Tying her armload of thatches up in the length of her skirt, she tied the hem of the skirt into her waistband to secure them, then stepped up on the mound of stones and with no small amount of effort, pulled herself up onto the roof. Rather than walk on it and surely fall through, she stretched out across its edge, moving slowly and carefully as she reached for one lashed bundle after the other, placing them in the openings that had developed over time. When she was sure she’d done the best she could for now, she slid off the edge of the roof she lay upon and found footing on the mound of stones at the back wall of the hut. Looking critically at the uneven roof of her hut, she decided a little magic never hurt anything. Once again, lifting her hands to send her powers in the direction she pointed, she watched with a satisfied smile as the thatches evened out, seeming to weave to and cling to their neighbors until a better roof than she’d imagined stood to cover her head when inside the hut.

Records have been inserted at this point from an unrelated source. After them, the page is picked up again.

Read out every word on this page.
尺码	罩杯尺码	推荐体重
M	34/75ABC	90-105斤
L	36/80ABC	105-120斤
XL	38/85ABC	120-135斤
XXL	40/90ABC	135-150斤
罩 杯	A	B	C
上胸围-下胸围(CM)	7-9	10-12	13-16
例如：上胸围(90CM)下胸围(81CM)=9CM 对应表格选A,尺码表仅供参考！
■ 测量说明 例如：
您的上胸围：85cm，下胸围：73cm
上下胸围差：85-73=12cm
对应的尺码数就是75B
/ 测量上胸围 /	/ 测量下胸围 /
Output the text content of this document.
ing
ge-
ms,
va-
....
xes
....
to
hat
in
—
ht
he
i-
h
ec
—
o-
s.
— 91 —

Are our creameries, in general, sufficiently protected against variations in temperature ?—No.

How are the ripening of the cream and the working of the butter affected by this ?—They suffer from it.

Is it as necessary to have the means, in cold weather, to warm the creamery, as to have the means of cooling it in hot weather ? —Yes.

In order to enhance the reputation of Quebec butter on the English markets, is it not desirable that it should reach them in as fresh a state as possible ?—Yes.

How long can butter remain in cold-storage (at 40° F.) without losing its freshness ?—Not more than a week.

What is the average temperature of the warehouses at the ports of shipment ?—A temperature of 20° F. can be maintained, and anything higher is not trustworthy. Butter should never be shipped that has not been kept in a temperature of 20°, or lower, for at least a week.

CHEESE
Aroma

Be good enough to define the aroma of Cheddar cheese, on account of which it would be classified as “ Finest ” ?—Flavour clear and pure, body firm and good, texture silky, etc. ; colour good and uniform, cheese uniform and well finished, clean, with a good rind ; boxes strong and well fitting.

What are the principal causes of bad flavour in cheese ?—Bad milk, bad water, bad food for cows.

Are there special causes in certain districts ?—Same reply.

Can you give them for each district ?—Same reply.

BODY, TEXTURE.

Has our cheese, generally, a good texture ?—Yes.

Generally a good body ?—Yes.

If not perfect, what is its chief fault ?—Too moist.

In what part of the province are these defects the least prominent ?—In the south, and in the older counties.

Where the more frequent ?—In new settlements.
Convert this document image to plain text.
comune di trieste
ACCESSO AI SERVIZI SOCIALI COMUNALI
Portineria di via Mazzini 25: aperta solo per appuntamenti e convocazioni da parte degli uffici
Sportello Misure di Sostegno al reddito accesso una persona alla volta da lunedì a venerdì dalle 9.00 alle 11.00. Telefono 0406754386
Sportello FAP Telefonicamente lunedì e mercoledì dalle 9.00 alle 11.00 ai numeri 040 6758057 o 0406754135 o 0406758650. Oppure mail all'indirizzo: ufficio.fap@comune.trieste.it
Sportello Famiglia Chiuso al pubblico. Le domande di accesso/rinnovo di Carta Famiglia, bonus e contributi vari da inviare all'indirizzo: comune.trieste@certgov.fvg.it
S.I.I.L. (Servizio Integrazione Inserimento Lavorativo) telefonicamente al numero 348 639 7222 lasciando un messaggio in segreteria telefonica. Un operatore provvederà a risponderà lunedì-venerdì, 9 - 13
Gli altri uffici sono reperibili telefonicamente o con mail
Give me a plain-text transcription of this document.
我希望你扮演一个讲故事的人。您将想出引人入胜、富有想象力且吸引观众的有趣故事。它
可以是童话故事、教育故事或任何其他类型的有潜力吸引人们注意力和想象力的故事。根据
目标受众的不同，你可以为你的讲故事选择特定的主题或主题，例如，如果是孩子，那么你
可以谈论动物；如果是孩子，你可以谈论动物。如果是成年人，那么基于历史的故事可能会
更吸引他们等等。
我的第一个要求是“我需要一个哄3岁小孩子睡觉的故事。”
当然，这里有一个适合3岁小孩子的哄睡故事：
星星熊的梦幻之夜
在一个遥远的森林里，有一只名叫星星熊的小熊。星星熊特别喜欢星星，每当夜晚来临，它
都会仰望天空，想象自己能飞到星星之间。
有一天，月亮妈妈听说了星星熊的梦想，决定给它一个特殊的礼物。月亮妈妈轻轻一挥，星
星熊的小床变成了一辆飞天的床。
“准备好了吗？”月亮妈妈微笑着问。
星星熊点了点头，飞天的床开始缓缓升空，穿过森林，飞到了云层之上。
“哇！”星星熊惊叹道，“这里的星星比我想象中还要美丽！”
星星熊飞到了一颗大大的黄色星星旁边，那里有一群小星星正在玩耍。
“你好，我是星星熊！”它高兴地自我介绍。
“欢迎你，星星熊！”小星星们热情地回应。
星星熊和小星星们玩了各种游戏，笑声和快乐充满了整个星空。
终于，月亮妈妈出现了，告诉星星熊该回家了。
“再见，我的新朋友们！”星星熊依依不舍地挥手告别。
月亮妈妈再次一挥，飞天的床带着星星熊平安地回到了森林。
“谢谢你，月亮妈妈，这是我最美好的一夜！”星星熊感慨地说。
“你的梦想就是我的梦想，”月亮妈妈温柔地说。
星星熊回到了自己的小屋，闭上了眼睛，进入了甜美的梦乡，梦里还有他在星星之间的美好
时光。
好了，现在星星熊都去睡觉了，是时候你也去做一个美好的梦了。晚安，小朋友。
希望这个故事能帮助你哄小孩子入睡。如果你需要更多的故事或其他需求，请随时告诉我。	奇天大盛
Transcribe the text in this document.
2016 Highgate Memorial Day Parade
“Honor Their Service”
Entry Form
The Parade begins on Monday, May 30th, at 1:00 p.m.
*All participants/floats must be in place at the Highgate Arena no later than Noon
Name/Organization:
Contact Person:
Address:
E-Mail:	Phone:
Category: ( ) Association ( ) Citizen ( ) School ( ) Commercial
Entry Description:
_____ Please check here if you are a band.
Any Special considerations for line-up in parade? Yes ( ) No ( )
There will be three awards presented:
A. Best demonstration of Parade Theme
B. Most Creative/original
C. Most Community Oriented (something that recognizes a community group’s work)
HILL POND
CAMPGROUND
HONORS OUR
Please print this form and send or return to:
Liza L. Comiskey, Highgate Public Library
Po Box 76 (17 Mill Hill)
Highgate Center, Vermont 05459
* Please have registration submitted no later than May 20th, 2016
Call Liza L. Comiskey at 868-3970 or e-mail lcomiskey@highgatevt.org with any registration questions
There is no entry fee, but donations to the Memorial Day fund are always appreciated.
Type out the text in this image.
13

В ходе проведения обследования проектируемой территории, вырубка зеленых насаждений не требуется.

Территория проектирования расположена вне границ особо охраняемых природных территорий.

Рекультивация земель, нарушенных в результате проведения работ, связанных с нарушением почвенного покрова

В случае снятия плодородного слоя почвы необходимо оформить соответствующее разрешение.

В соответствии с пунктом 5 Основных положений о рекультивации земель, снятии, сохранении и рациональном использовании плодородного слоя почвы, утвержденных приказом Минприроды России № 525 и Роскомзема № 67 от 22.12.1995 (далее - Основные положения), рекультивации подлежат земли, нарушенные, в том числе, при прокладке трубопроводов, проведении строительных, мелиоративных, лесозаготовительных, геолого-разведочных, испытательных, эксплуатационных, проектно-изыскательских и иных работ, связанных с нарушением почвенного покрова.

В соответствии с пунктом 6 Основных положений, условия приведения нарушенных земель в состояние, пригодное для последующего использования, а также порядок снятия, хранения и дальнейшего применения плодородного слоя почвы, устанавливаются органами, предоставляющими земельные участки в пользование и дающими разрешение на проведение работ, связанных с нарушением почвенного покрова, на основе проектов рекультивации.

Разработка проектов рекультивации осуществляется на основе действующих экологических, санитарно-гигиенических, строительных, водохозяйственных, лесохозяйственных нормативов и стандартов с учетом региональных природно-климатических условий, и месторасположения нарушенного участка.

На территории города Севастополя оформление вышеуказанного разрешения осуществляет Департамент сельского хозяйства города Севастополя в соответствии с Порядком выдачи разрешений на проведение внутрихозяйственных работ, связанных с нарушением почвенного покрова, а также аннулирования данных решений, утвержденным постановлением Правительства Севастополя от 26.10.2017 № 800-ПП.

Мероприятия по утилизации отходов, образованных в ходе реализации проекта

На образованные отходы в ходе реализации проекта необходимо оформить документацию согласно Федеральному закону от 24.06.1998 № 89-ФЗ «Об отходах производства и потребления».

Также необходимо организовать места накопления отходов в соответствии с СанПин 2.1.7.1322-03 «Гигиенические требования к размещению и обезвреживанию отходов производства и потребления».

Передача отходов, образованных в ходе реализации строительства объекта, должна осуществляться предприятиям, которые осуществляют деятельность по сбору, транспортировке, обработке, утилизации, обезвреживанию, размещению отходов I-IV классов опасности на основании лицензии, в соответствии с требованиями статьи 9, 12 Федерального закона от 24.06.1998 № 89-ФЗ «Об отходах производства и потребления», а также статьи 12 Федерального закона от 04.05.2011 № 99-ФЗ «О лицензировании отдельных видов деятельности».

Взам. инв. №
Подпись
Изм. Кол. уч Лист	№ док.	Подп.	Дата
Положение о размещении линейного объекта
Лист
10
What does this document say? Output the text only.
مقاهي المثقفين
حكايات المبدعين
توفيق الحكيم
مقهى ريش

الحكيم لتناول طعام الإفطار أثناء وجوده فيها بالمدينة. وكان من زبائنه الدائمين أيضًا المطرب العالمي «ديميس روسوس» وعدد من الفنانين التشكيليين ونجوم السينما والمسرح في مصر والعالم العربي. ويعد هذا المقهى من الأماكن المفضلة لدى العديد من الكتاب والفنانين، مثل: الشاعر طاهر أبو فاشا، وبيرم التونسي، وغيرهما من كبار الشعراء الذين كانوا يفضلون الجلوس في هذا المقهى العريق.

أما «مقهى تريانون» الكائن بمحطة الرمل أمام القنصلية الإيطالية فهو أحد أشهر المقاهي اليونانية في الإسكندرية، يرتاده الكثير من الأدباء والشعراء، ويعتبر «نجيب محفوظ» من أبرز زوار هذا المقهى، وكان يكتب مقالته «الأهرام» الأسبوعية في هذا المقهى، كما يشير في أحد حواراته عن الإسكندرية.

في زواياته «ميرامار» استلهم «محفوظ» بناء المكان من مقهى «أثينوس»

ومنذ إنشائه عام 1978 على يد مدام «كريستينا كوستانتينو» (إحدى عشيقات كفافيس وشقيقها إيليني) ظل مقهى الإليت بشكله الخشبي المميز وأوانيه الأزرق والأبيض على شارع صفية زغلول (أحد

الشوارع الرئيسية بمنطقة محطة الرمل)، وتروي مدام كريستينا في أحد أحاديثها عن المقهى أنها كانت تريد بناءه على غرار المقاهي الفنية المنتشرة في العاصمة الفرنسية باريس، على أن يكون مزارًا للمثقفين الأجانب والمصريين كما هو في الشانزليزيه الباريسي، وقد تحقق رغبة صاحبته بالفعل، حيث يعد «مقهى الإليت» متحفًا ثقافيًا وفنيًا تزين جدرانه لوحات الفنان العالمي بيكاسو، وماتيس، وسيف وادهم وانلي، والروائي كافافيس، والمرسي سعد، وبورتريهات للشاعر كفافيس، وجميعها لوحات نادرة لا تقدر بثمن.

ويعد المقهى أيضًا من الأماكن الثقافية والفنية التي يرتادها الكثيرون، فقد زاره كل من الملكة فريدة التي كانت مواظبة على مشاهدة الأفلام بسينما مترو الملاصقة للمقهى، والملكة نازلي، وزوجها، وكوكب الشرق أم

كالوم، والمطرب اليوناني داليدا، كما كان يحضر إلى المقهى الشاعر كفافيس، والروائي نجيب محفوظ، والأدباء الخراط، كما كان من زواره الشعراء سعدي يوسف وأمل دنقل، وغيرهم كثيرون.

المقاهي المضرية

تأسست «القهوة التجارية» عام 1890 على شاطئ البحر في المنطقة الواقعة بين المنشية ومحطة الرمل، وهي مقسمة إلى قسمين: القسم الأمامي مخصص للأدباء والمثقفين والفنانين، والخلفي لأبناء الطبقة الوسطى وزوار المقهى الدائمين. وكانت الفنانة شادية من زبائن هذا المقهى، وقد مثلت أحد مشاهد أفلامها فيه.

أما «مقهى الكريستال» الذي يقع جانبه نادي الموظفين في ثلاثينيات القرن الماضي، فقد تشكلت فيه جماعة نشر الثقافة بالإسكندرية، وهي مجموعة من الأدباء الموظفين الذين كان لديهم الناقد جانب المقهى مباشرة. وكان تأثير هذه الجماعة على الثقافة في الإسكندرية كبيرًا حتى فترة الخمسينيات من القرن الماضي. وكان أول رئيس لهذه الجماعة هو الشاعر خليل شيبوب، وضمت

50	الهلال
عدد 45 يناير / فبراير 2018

Next was the cracks in the sod walls of the hut. She chose a sturdy wooden stick and used it to dig into the clay across the clearing from the hut, then added water and some of the same dried grasses she’d repaired the roof with, and kept adding clay until she ended up with a sizable mess of what she believed could be used to fill in the holes and cracks. She wasted no time carrying it by the arm loads to the hut and used her hands to work it into the cracks and holes. Hours later she was exhausted, but satisfied when she finally stood back to look at her work. She’d done well. And now she knew she’d have a warm, dry place to sleep and shelter until the time came for her real purpose here — to save her male. She had no idea when, or where, since the village she always tracked him to was not standing where she expected it to be, but she’d be ready, and she’d be waiting for some indication to spur her toward her destiny.
She huffed tiredly when she realized she’d used all of her water to make the mud to patch the hut with, considered going to bed dirty, and decided that it would have to be okay for today. “Walking tah the river again today, just isn’t happening.” Instead, she brushed her hands off as best she could, splattered them with the little bit of water she had left, and ate another handful of berries before making herself a little mound of leftover thatches on the floor of her hut. She huffed out a breath and closed her eyes, bringing to mind a picture of the male that kept her moving forward every moment of every day since she’d first met him more than twenty-five years ago. As she lay there, thoughts of him flooding her mind, she couldn’t help but cry just a little, when she realized that when she saw him again this time, it would be like all the others — he wouldn’t know her. For him, it was like the first time, every time. And every time ended the same — with him dead in her arms. “Not this time. This time, I’m here already. This time things have changed. I don’t know how, but I’ll find you, and I’ll be ready, me love.”